One of the topics we cover on this blog is estate planning as its unlikely you will spend every last dime before you die.  So let’s consider trust planning and how to leave assets to your heirs, just in case there’s some money left over.

I am a big fan of leaving money in trust to provide trust income to your heirs and not leaving assets outright.  Leaving assets outright has several problems:

  • Your heirs may blow the money, intentionally or not
  • The creditors of your heirs can get at it
  • An alienated spouse can get at it (if they are clever)
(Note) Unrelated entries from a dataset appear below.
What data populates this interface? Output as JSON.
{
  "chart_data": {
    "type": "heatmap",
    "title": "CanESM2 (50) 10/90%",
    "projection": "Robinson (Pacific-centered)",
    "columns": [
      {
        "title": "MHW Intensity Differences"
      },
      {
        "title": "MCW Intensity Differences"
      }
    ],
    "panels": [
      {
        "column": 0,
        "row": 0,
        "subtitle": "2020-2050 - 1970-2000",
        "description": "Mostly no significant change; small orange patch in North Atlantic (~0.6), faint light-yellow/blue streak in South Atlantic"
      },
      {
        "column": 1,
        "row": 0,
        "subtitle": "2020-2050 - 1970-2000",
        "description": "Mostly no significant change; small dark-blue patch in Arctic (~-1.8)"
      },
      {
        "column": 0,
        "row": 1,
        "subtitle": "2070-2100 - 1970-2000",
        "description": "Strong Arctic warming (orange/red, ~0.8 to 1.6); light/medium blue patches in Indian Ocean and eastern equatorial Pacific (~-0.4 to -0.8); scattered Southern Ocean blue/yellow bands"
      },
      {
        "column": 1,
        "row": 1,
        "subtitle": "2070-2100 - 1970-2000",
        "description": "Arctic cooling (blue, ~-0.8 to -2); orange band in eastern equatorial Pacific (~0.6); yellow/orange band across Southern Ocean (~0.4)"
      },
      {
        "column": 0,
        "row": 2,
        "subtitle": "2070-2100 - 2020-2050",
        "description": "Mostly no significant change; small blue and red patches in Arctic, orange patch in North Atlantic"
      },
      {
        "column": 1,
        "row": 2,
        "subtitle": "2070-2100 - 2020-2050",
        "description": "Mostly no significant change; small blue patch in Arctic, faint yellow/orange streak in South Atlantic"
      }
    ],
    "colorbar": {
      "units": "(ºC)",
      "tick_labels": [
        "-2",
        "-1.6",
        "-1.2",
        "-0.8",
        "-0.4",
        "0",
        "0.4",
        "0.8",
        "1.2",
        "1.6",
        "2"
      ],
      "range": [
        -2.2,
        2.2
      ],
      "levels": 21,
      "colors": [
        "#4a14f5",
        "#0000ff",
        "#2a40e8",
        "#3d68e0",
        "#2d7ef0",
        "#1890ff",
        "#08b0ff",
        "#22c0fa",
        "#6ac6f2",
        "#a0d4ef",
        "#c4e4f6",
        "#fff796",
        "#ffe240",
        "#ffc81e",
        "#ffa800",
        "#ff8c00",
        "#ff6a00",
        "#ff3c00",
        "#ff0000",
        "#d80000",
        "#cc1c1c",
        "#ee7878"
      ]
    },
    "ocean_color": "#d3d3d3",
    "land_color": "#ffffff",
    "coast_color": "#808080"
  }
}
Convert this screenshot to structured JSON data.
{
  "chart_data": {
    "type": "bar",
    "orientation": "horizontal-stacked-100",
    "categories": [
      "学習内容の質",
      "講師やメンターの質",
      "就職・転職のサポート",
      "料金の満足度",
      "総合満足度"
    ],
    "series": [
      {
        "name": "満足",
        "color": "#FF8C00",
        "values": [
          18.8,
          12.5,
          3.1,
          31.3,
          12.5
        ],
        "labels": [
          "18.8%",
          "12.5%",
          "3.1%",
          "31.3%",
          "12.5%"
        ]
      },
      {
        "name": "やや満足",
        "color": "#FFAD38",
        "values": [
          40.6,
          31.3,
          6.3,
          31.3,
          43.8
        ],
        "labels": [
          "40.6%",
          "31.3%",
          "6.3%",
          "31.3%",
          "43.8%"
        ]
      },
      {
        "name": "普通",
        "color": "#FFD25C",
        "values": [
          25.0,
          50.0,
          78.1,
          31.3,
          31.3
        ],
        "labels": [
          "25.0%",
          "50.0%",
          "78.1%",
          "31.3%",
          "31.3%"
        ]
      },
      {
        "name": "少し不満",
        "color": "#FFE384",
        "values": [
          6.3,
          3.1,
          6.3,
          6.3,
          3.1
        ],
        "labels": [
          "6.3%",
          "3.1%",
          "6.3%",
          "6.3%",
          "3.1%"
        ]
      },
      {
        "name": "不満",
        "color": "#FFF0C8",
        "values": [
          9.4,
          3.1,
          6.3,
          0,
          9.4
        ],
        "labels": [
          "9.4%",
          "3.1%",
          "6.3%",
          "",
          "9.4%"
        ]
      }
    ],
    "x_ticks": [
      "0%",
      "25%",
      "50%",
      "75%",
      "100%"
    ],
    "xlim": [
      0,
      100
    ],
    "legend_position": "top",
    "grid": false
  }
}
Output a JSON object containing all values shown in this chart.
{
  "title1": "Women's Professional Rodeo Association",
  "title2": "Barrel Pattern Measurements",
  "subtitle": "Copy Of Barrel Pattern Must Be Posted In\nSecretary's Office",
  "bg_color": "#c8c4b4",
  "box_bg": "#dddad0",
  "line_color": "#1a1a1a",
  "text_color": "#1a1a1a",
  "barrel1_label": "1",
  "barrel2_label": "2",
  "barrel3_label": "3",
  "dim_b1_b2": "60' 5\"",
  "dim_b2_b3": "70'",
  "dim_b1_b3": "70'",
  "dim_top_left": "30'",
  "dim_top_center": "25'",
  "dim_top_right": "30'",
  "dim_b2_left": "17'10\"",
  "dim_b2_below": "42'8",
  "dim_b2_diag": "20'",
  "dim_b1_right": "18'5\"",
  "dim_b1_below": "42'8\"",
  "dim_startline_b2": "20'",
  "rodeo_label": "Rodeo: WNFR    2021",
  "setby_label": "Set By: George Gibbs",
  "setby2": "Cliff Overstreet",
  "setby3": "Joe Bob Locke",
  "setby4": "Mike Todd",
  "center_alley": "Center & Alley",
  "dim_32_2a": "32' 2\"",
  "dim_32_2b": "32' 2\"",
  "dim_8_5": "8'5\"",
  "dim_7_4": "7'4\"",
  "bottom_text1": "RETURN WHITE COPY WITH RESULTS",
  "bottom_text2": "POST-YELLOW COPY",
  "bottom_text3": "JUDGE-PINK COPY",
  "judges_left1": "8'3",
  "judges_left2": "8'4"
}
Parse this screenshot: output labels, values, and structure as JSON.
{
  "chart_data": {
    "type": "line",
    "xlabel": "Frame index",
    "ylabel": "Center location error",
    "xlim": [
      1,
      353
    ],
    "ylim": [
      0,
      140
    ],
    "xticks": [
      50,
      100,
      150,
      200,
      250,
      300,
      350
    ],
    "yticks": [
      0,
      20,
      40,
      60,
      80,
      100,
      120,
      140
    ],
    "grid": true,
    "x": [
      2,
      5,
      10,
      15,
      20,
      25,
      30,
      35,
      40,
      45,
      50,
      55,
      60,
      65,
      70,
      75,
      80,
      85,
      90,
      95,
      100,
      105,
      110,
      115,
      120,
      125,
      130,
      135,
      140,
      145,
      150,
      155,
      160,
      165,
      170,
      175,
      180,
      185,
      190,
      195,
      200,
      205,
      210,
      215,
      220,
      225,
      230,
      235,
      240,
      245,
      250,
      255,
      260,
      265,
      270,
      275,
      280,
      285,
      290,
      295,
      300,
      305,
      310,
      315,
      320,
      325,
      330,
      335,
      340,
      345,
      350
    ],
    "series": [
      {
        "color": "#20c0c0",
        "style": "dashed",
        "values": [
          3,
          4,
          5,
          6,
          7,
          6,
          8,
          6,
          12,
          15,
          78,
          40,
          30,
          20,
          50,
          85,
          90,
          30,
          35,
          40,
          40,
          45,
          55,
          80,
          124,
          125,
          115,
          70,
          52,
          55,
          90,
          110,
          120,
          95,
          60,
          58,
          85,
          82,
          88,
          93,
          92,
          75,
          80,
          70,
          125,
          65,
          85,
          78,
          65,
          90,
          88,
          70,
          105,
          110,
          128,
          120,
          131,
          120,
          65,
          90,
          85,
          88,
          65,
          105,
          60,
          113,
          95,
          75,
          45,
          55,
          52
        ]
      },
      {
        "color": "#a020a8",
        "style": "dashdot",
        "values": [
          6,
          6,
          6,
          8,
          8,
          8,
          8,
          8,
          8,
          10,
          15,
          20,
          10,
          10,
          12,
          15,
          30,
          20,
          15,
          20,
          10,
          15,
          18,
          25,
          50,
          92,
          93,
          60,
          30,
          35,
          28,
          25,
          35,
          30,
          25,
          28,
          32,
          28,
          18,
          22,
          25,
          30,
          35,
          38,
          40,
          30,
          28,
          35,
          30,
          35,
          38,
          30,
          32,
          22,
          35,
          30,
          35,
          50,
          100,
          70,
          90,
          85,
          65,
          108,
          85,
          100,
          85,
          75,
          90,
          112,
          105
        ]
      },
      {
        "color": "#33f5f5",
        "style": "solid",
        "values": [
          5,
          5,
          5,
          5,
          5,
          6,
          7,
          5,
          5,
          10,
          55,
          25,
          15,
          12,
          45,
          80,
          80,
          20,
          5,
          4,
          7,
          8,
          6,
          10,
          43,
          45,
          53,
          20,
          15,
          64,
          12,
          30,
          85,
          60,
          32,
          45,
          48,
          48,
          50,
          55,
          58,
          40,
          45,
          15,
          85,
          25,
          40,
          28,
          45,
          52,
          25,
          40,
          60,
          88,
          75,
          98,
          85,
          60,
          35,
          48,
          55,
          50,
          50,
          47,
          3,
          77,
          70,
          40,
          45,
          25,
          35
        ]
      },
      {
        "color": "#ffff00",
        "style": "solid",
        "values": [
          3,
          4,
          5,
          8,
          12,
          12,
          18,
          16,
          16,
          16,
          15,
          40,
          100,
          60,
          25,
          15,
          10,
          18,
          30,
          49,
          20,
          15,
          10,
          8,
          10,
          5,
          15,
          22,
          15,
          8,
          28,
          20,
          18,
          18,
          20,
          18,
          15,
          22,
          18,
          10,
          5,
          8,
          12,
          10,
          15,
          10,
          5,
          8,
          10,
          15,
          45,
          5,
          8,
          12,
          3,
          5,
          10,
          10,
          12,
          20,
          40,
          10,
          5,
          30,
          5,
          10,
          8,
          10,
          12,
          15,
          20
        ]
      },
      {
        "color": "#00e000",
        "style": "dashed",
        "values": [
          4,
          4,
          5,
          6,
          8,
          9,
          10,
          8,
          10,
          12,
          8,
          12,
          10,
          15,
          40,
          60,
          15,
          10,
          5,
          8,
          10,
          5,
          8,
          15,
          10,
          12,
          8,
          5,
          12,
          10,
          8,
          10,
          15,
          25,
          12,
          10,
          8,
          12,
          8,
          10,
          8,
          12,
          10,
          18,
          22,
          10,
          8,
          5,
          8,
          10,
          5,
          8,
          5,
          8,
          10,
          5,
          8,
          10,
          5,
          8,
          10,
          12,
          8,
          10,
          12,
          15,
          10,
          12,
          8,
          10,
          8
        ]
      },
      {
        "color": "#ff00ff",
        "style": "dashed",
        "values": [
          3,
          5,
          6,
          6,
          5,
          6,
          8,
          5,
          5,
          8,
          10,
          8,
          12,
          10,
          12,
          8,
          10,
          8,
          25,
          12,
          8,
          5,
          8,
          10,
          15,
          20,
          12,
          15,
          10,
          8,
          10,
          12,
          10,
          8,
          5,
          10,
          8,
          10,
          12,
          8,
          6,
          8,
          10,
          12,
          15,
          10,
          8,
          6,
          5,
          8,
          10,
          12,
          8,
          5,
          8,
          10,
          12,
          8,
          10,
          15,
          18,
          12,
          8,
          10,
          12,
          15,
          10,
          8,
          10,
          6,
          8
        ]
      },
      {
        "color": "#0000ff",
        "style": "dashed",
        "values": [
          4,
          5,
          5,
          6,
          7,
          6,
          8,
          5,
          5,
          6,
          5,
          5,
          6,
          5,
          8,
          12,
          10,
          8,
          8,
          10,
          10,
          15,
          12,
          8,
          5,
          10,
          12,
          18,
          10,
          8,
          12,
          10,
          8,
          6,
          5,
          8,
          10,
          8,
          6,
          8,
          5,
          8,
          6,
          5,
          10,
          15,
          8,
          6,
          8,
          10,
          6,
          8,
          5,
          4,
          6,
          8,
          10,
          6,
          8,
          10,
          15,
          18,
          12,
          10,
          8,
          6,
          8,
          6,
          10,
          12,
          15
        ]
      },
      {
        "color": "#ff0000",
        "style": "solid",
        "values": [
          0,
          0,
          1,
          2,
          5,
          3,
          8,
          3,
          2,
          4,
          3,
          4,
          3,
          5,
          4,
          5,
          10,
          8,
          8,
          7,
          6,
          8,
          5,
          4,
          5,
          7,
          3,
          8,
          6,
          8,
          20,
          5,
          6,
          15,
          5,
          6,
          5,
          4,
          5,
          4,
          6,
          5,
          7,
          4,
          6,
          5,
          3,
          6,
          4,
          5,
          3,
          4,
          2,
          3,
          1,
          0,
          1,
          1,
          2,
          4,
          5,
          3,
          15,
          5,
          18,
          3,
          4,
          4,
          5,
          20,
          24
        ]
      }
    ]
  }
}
If you leave money in trust, you can set it to give your heirs a trust income and not expose the principal to any of the above problems.  Of course, you can provide additional flexibility through the trustee.  You can empower the trustee (the person who is responsible for the trust on behalf of your heirs), to make discretionary distributions of trust income.  For example, if you your heirs get $20,000 annually from the trust, you can empower the trustee to make additional distributions of trust income or trust principal for certain purposes such as education or starting a business or buying real estate.

It’s important that the trust distribute its income each year because trust income left in the trust is taxed at very high rates:

  2007 Federal Estate and Trust Tax Rates

 If taxable income is:

 The tax is:

Not over $2,150

15% of the taxable income

Over $2,150 but not over $5,000

$322.50 plus 25% of the excess over $2,150

Over $5,000 but not over $7,650

$1,035.00 plus 28% of the excess over $5,000

Over $7,650 but not over $10,450

$1,777.00 plus 33% of the excess over $7,650

Over $10,450

$2,701.00 plus 35% of the excess over $10,450

By distributing the trust income to the beneficiary, the trust will not pay any tax and the income will be taxed to the beneficiary at much lower rates.

How important is trust planning?  You can consult retirement income calculators to see how much income you need, how much of your assets are likely to not be exhausted and to what extent to carry out estate planning.